Sultan M, Nagieb ZA, El-Masry HM, and Taha GM

Subjects

Adsorption, Cellulose chemistry, Chemical Phenomena, Spectrum Analysis, Thermogravimetry, Water Purification, Acrylamides chemistry, Cellulose analogs & derivatives, Iron, Metal Nanoparticles chemistry, Methylene Blue chemistry, Silver

Abstract

In this study, we report the development of physically cross-linked hydroxyethyl cellulose grafted polyacrylic acid-co-polyacrylamide/silver nanocomposite [Ag@HEC-g-P(AA-co-AM)-Fe 3+ ] possesses excellent antimicrobial and enhanced MB adsorption.
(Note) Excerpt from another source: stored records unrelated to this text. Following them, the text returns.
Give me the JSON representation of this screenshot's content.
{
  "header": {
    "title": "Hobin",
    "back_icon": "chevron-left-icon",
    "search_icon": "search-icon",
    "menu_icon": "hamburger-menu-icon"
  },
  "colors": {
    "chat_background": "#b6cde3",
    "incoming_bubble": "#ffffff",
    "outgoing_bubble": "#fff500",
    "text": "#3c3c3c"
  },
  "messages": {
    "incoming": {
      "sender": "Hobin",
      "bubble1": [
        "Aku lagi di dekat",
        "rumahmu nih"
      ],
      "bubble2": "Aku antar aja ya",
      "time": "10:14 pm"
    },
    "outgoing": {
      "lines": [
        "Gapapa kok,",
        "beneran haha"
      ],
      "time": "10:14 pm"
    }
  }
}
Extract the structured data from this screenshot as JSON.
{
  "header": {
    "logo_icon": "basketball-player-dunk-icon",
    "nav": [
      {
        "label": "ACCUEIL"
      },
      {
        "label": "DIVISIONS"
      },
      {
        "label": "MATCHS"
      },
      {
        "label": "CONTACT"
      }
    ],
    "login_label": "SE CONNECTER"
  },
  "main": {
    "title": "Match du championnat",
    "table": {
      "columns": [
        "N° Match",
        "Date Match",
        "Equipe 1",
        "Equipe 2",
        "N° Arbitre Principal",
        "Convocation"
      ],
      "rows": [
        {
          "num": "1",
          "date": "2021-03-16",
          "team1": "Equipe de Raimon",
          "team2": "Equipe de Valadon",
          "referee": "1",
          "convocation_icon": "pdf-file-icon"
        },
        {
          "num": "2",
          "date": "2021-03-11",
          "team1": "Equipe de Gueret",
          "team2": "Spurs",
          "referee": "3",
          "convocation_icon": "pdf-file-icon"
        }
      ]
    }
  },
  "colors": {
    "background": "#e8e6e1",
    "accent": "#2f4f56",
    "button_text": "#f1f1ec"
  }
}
A green in-situ reduction process was used to prepare silver nanoparticles. UV-Vis spectroscopy, TEM, ATR-IR, XRD, SEM-EDS were used to analyze the green produced silver nanoparticles and Ag@HEC-g-P(AA-co-AM)-Fe 3+ . The swelling ratio of Ag@HEC-g-P(AA-co-AM)-Fe 3+ is dependent on AgNPs content and pH. The swelling kinetics fitted with Pseudo-second order. The cumulative release#% of AgNPs was 29.63 ± 1.7%, respectively up to 10 h and its kinetics obey Korsmeyer-Peppas model. The grafting to HEC and incorporation of AgNPs into HEC-g-P(AA-co-AM)-Fe 3+ enhances the thermal stabilities and increases total activation energies from 19,122.2 to 66,287.1 KJ mol. Ag@HEC-g-P(AA-co-AM)-Fe 3+ has powerful antimicrobial activity against Escherichia coli, Pseudomonas aeruginosa, Bacillus subtilis, Micrococcus leutus, Staphyllococus aureus. The maximum adsorption capacity of MB was 133.38 ± 1.25 mg/g at nanocomposite concentration (300 mg/L), pH (9.0), and MB concentration (5 mg/L). To anticipate the adsorption mechanism, Pseudo-first and second-order models, as well as three isotherm models (Langmuir, Freundlich, and Temkin) were used to model adsorption kinetics. The nonlinear Langmuir models and second-order kinetics were the most appropriate., (Copyright © 2021. Published by Elsevier B.V.)

Published

2022